What happens if you ask kubernetes for 1254051 replicas
One of our playgrounds recently had an incident which caused control-plane to go out-of-memory. This article shows how to diagnose and especially how to fix or event prevent this.
To play around with kubernetes and onboard new colleagues into the topic, we're using lab environments. One of these is a self-hosted kubernetes cluster. Nothing special, HA control plane (three nodes), three worker nodes.
Beginning of the failure state
Last week the cluster went into an unresponsive state, where control planes started to crash - to be more precise, the API servers went crazy. It was barely possible to manage the nodes.
Checking out the system utilization, it was quite clear that we had exhaustion on memory and very high CPU utilization.
You can see, that with increasing memory, CPU idle time reduced. Checking more into detail revealed, that we're waiting for I/O (which stalls CPU).
As the system by it's nature has nearly no I/O, why are we spending to much time waiting for I/O?
The reason for this has been (despite the fact we have no swap on these systems), kswapd0 has been eating quite some CPU (through I/O). At this point we cannot explain why, but that's been the observation.
Diagnosing the state
We've spent quite some time on the further diagnosis, as we have been sure that the origin of the issue is somewhere outside of kubernetes. We saw the memory allocation and CPU behaviour, checked the OS, hypervisor and so on.
The only thing we noticed is, disabling the kube-apiserver on a node stopped the madness.
To get the system overall more stable in the next step, we added memory limits to the api server (to avoid the pressure on the memory). Having done this, the OS itself got stable again, I/O waiting times vanished. The only thing remaining has been the kube-apiserver to keep crashing.
Enabling auditing
As the apiserver has been high on CPU and crashing through OOM, we removed the load from it by disabling kube-scheduler and kube-controller-manager and we enabled auditing
Checking out the audit logs at this point in time, the number of requests have been withing expected frequency.
So we started enabling kube-scheduler again. Doing this, the number of requests went absolutely insane and kube-apiserver has been responding to hundrets of requests per second.
So, we disabled kube-scheduler again, to keep the kube-apiserver from pressure and get it responsive.
Checking out the workload
At this point in time, it was time to consider, that something within the cluster causes the system to go into this state. Luckily, it was quite easy to find it - we just needed to reveal the deployments once and it has been clearly visible that this is probably not intended.
You might spot, that argocd applicationset controller has somehow a slightly increased amounf of replicas ("slightly" :-)).

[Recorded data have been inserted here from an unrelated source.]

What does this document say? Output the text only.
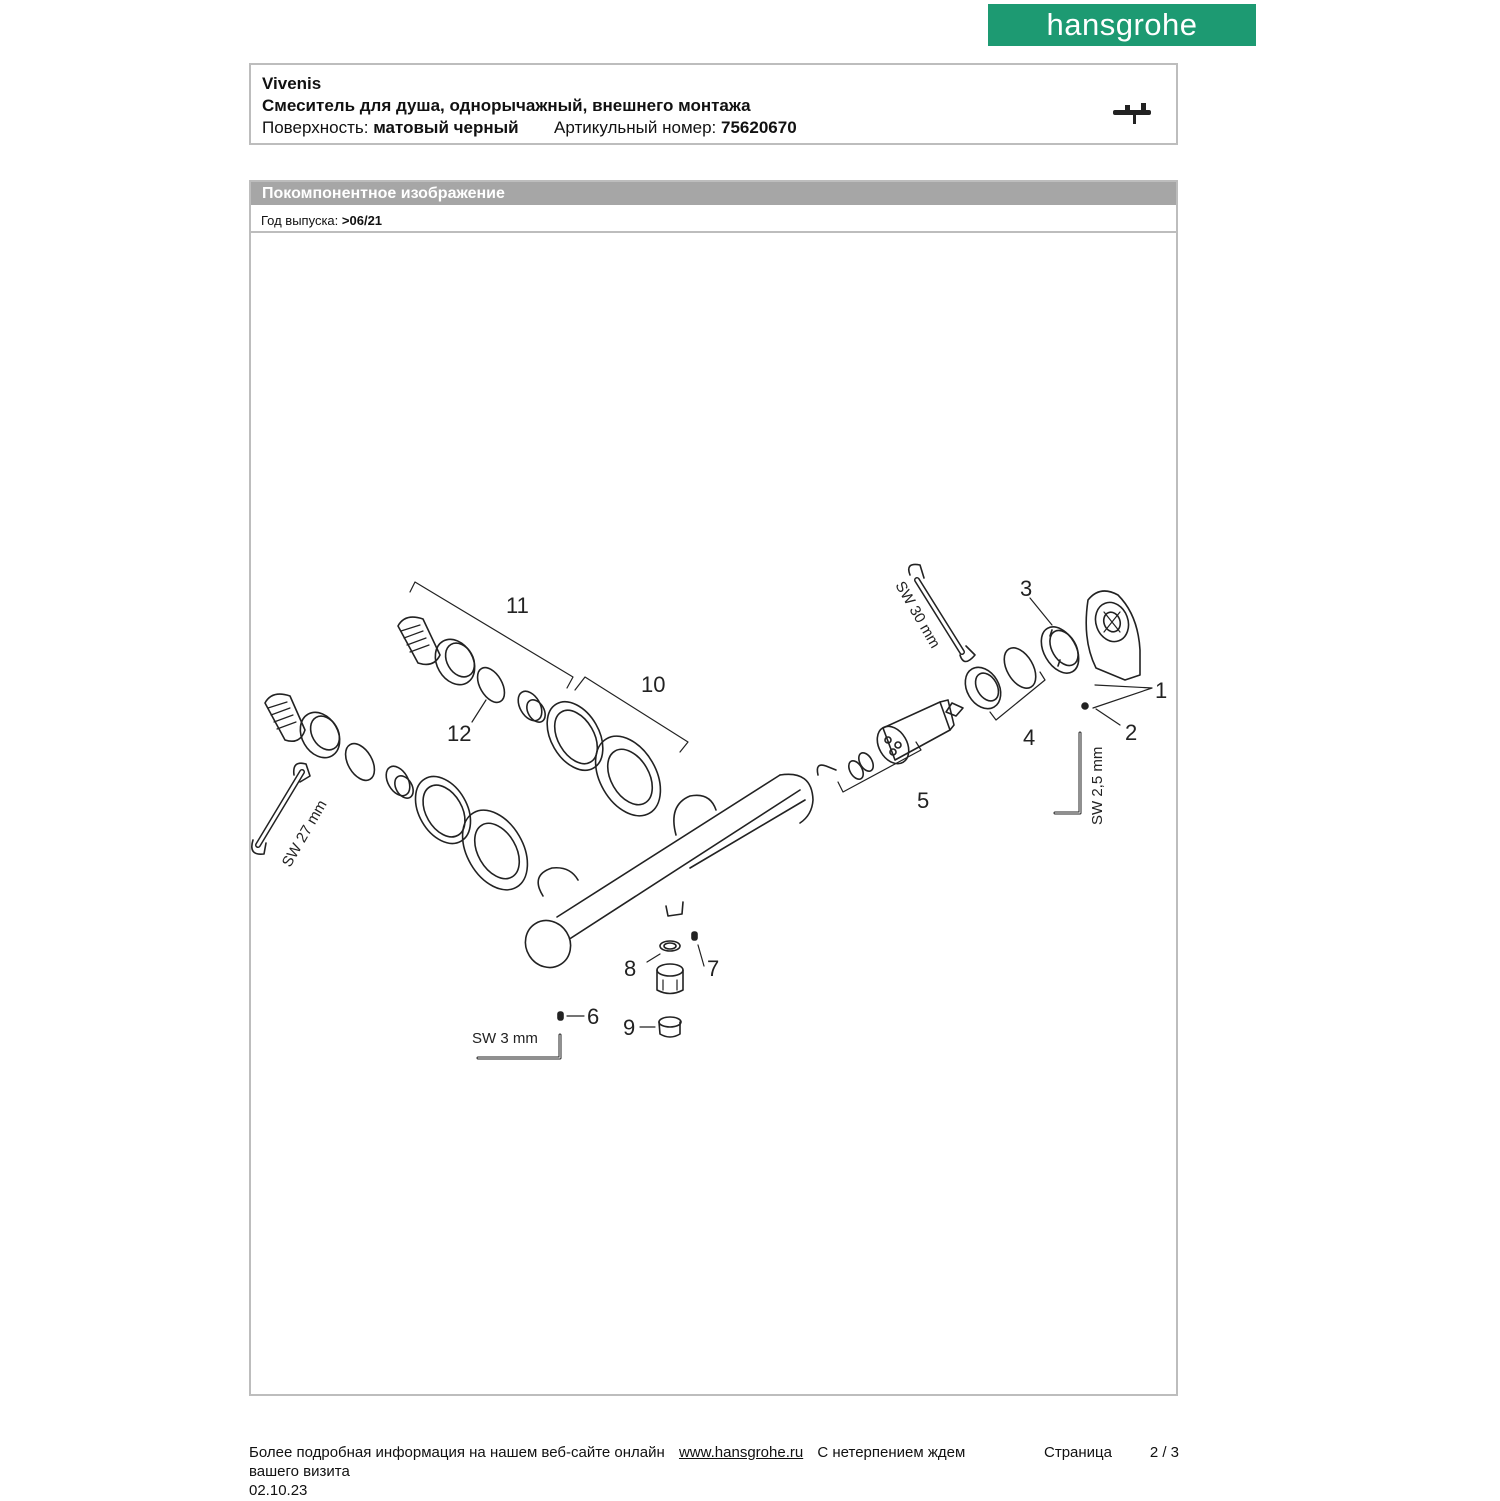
hansgrohe
Vivenis
Смеситель для душа, однорычажный, внешнего монтажа
Поверхность: матовый черный Артикульный номер: 75620670
Покомпонентное изображение
Год выпуска: >06/21
1
2
3
4
5
6
7
8
9
10
11
12
SW 27 mm
SW 30 mm
SW 2,5 mm
SW 3 mm
Более подробная информация на нашем веб-сайте онлайн www.hansgrohe.ru С нетерпением ждем	Страница	2 / 3
вашего визита
02.10.23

The underlying replicaset reveals that the desired amounf of replicas is even higher (1254051 to be exact) - but "only" 165728 pods have been created.
The origin of this quite sure a non-technical error I would guess :-)
Fixing it - part one
Like in most incidents, knowing what the issue is, helps to solve it. This applies also in this case.
So, we started to recover:
- Reducing the replicas in the deployment
- Deleting the replicaset
This has been working. Unfortunately - it still didn't work out. Why? Yes, the scheduler needs to be started to add or remove the pods. Sadly, starting it didn't recover the system - we didn't have the replicaset anymore, but the pods (seemingly) remained.
Fixing it - part two - entering etcd
At this state, we knew that the apiserver will not be able to recover itself. Just enumerating the pods on startup (or first watch/list request) will keep it from entering into OOM state. The solution was to directly fix it in etcd.
To make sure we are able to select all pods of the replicaset (easily through the shared key prefix), we used etcdctl.
So, this is exactly matching the number of pods shown in the counter of the replicaset. Great.
It's time to get serious and delete these pods.
Having delete all pods associated with the replicaset, we started the control plane again. And it worked like nothing had ever happened.
Lesson learned
Beside the fact that this incident shows clearly how easy it is to bring kubernetes into a quite troublesome state, it also shows how much options you have to recover it.
As it's a lab system we didnt' have much pressure on fixing it. If it would have been production, this would have been much more of a deal as coming to a point that the origin is a deployment requesting an insane amounf of replicas is not the thing we started looking at the first place.
How to prevent this?
This is just one of many ways how you can bring down your system. The underlying reason is that the kube-apiserver allocates memory for each object (quite obviously) and deployments or statefulsets are a very easy way to create a huge amount of these without ingesting them through api.
If you want to build a solution that prevents this, check out OPA gatekeeper for example or think of custom webhooks that validate the spec before storing it. So you can apply limits to the number of replicas (I would guess you will only need a very high amount [more than 128 for example] of replicas in most situations).